Ma la situazione non è sempre stata così chiara, prosegue la professoressa: “Prima le donne non apparivano, sembrava che la mafia fosse una cellula unisessuata: solo uomini, mai le mogli coinvolte. Il loro ruolo è stato costantemente sottovalutato, pensando alla donna come una sorta di oggetto alla mercè del clan, completamente soggetta alle sue leggi. Invece non è così, e gli esempi (positivi e negativi) sono molteplici: è giusto sottolineare soprattutto gli esempi positivi“.

Uno dei migliori esempi di queste parole è Piera Aiello, testimone di giustizia (assolutamente da non confondere con i collaboratori di giustizia: lei non ha commesso alcun reato, ha semplicemente deciso di denunciare fatti di cui era a conoscenza); nel 1991, per lottare attivamente contro la mafia, fu costretta a cambiare radicalmente la sua vita: dopo la brutale uccisione del marito Nicolò Atria, decise di cominciare a dire tutto ciò che sapeva sulle famiglie di Partanna, il paesino nel trapanese che ha visto crescere sia lei che Rita Atria (sorella del marito, anch’essa simbolo della lotta contro la mafia; la Aiello -infatti- è presidentessa di un’associazione che porta a lei dedicata).

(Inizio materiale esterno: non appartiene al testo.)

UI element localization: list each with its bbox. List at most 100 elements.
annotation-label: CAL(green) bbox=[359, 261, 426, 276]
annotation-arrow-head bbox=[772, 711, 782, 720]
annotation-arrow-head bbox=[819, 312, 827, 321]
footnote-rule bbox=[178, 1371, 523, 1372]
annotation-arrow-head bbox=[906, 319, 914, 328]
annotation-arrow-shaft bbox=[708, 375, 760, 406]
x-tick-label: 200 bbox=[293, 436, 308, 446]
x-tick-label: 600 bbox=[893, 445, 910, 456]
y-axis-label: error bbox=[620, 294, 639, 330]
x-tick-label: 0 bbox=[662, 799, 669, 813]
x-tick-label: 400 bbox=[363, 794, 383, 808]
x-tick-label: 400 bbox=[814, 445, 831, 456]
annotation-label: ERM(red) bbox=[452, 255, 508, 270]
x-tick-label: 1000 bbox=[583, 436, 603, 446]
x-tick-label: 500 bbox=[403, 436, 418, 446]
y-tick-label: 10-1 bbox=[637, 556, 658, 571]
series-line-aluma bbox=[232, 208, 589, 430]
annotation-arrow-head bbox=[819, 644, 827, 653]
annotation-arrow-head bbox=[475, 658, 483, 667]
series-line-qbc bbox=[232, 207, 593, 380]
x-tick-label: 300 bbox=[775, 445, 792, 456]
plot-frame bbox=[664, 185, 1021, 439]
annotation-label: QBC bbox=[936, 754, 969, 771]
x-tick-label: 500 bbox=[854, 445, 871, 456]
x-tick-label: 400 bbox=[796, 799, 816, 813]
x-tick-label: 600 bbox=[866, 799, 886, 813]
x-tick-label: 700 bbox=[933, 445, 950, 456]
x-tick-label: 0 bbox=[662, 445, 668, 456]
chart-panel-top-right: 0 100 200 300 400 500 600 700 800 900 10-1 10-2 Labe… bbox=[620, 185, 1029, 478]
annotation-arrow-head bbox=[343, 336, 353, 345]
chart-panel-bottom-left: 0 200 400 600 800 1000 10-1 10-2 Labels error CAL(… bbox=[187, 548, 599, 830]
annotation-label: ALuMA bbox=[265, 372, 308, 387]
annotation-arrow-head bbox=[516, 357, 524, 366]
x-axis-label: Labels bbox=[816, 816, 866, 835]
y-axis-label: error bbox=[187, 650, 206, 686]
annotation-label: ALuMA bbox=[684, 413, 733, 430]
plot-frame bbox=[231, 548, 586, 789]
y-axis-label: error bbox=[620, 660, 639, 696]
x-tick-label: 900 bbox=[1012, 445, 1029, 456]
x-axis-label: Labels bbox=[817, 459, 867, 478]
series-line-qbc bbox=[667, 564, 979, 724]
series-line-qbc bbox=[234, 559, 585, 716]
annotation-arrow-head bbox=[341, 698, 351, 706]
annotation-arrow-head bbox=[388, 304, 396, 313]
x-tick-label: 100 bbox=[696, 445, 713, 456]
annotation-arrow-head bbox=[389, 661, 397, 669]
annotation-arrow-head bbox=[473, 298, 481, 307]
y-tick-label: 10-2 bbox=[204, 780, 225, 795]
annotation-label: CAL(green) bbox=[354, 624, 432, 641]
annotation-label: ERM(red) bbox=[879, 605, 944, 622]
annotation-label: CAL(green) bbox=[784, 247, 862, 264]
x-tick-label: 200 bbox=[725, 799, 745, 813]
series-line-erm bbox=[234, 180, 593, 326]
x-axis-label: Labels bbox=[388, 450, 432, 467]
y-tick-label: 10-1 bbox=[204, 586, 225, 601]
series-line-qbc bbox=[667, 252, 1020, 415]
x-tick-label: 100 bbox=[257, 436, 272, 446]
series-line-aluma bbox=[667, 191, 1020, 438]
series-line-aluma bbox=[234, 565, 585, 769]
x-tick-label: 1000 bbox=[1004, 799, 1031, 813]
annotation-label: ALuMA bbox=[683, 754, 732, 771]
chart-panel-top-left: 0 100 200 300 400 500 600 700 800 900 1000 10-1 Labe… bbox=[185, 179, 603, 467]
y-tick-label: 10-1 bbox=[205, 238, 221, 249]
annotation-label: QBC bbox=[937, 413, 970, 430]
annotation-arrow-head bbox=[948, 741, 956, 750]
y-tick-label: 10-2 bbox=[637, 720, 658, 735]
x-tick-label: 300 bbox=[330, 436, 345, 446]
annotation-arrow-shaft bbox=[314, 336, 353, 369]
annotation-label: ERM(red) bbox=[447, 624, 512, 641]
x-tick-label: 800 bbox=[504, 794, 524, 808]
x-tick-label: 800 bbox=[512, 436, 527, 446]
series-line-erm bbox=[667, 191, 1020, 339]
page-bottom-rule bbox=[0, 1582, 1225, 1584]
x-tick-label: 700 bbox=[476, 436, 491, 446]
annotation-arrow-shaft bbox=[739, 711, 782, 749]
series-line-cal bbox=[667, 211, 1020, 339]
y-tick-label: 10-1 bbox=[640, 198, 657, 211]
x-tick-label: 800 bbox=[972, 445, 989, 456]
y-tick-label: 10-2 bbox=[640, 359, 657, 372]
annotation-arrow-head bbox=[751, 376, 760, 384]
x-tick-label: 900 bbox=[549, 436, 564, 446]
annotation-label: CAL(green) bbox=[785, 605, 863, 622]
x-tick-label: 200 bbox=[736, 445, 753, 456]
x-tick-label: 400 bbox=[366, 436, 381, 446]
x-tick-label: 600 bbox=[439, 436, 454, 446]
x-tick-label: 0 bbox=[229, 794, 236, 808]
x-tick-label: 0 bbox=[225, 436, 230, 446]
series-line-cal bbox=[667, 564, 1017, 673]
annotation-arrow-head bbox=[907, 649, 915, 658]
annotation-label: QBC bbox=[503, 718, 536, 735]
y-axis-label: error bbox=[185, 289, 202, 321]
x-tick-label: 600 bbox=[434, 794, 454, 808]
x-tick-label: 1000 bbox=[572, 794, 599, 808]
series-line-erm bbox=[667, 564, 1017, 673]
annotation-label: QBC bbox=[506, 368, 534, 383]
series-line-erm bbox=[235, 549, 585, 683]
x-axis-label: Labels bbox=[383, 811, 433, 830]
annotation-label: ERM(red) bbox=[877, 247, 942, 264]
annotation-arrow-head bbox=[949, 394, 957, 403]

Piera ha cambiato nome, dati personali e vita in generale: eppure, non cambierebbe nulla di ciò che ha fatto; mettersi di traverso contro lo strapotere mafioso locale (rappresentato da gente a lei molto vicina) le ha causato parecchie cose negative, ma alla fine dei conti non si sente un’eroina: “Combattere la mafia è un dovere di tutti noi, secondo me: io sono assetata di giustizia, per questo mi sono comportata così e lo rifarei di nuovo. Non tutto è perfetto, sia sul piano ufficiale che su quello personale, per carità; ogni tanto cambiare dati mi ha causato non pochi problemi, anche di poco conto. Un esempio? Be’, non ho avuto documenti dal ’91 al ’97, quindi qualsiasi cosa per me era diventata difficilissima da fare. Una volta ho incontrato uno dei dentisti più onesti di tutta Italia che mi ha fatto la fattura, e solo grazie agli altri ragazzi dell’associazione (presenti all’incontro e sul web all’indirizzo ritaatria.it, ndr) sono riuscita a uscire dal pasticcio. Un’altra volta, invece, ho incontrato dei carabinieri che per pura leggerezza hanno svelato il mio indirizzo: io e il mio avvocato abbiamo dovuto studiare un modo per sporgere denuncia, dato che non possono comparire i miei dati in carte ufficiali. Eppure, nonostante ciò, nelle carte processuali c’era tutto, anche il mio numero di telefono. Davanti a tutto questo sembra impossibile, me ne rendo conto, ma io credo ancora a giustizia, non posso non crederci. Semmai ho più d’un dubbio riguardo gli uomini delle Istituzioni.

I problemi però sono anche altri: io ho un legame fortissimo con i miei genitori, e poterli vedere così poco mi fa male, dato che mi mancano tantissimo. Mia nonna ripeteva sempre che un padre mantiene cento figli, ma cento figli non mantengono un padre: be’, io ce l’ho fatta, anche se con numerosi sacrifici, però sono soddisfatta di tutto il mio percorso“.

Il discorso si sposta poi sui magistrati: “Ho incontrato diversi uomini, primo fra tutti ‘zio’ Paolo Borsellino di grande spessore morale: oggi c’è in atto un cambiamento di clima, non riescono più a emergere e a farsi valere come un tempo. Colpa specialmente della politica, senza ombra di dubbio. Mi chiedono chi sia il secondo Borsellino: io tra i tanti che ho incontrato credo di aver visto lo stesso spirito di Paolo nel procuratore capo di Napoli, Cafiero. Ce ne sono anche altri, ma -come mi ha confermato una ragazza dell’associaione quando l’abbiamo incontrato- lui sembra proprio incarnare il vecchio spirito di Borsellino.

Mi rendo conto che dalle mie parole quello che ho fatto sembra da folli, ma vi assicuro che non è affatto così: sono riuscita a rifarmi una vita, a cambiare pagina, ricostruire tutto da zero. Lo Stato, quello vero, siamo noi, non gli uomini delle istituzioni. Noi dobbiamo far crescere questo Paese, anche a costo di rinunciare a qualcosa di molto caro. Ma fidatevi, poi vi sentirete molto meglio“.